Bild 1: Versuchsaufbau Bild 2: spezialisierter Prototyp

Zur Verbesserung der Wirtschaftlichkeit im Rohrleitungsbau steht die Produktivi-tätssteigerung der Schweißprozesse im Vordergrund. Ein hohes Potenzial stellt hier der Laserstrahl-MSG-Hybridschweißprozess dar. Der technologische Ansatz ist dabei die Nutzung des lasertypischen Tiefschweißeffektes zur Herstellung einer qualitativ hochwertigen freien Wurzellage. In einem zum September 2009 abgeschlossenen Forschungsvorhaben der SLV Halle GmbH wurden zu dieser Thematik sowohl gerätetechnische als auch technologische Untersuchungen durchgeführt. Die gerätetechnische Basis für den ersten Teil der technologischen Untersuchungen stellte ein marktverfügbares Rohrumlaufsystem der Fa. Gullco dar (Bild 1).
 
Als Laserstrahlquellen kamen zwei unterschiedliche Faserlasersysteme zum Einsatz.
 
In einer ersten Phase wurde ein System mit 4,5 kW Ausgangsleistung verwendet, und abschließend wurde ein 10-kW-Laser der SLV Mecklenburg-Vorpommern in den Versuchsaufbau integriert. Zur Erzeugung eines geschlossenen Nahtprofils wurde der Schweißkopf um einen weiteren Lichtbogenbrenner erweitert.
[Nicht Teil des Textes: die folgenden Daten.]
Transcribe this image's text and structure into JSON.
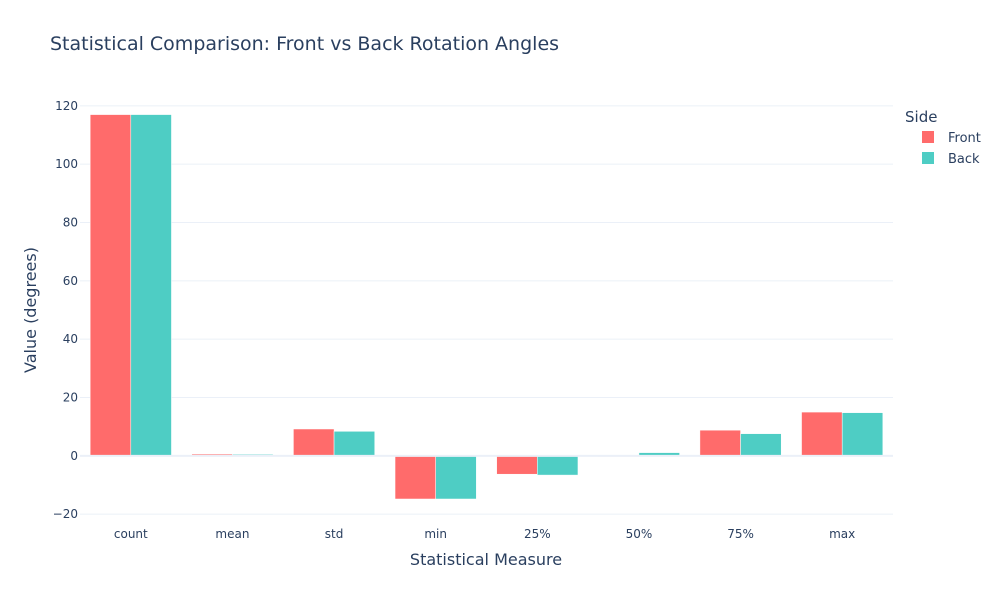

Somit war es möglich, in einem Umlauf sowohl die Wurzel hybrid als auch die Decklage MAG zu schweißen, so dass durch zwei Fallnähte der komplette Anbindungsquerschnitt einer Rohrverbindungsnaht hergestellt werden konnte. Im Verlauf dieser Versuchsdurchführung wurden wichtige Informationen zu bestehenden Defiziten von nicht speziell auf den Hybrid-schweißprozess abgestimmten Führungssystemen gewonnen. Der auf dieser Basis realisierte und für weiterführende Untersuchungen zur Verfügung stehende spezialisierte Prototyp (Bild 2) zur Umsetzung einer orbitalen Schweißbewegung zum Laserstrahl-MSG-Hybridschweißen hat folgende technischen Daten:

  • Verfahrgeschwindigkeiten:   
    Positionieren:    bis 6 m/min   
    Schweißen:    bis 3 m/min
  • bearbeitbare Rohrdurchmesser:    500 – 700 mm
  • positionsabhängige Veränderung der Schweißparameter
  • Nahtverfolgung und -führung

Der integrierte Laserbearbeitungskopf erlaubt die Kopplung mit allen fasergeführten Festkörperlasern bis zu Leistungen von 20 kW.

Die vorgestellten Arbeiten wurden durch Projekte des BMWi unterstützt. Hierfür sei ausdrücklicher Dank gesagt. Weiterer Dank gilt den an dem Projekt beteiligten Industriepartnern Verbundnetz Gas AG, Friedrich Vorwerk Rohrleitungsbau GmbH & Co. KG, Carl Cloos Schweißtechnik GmbH, Gullco International Ltd. und Bergrohr GmbH für ihre Unterstützung bei der Umsetzung der Untersuchungen.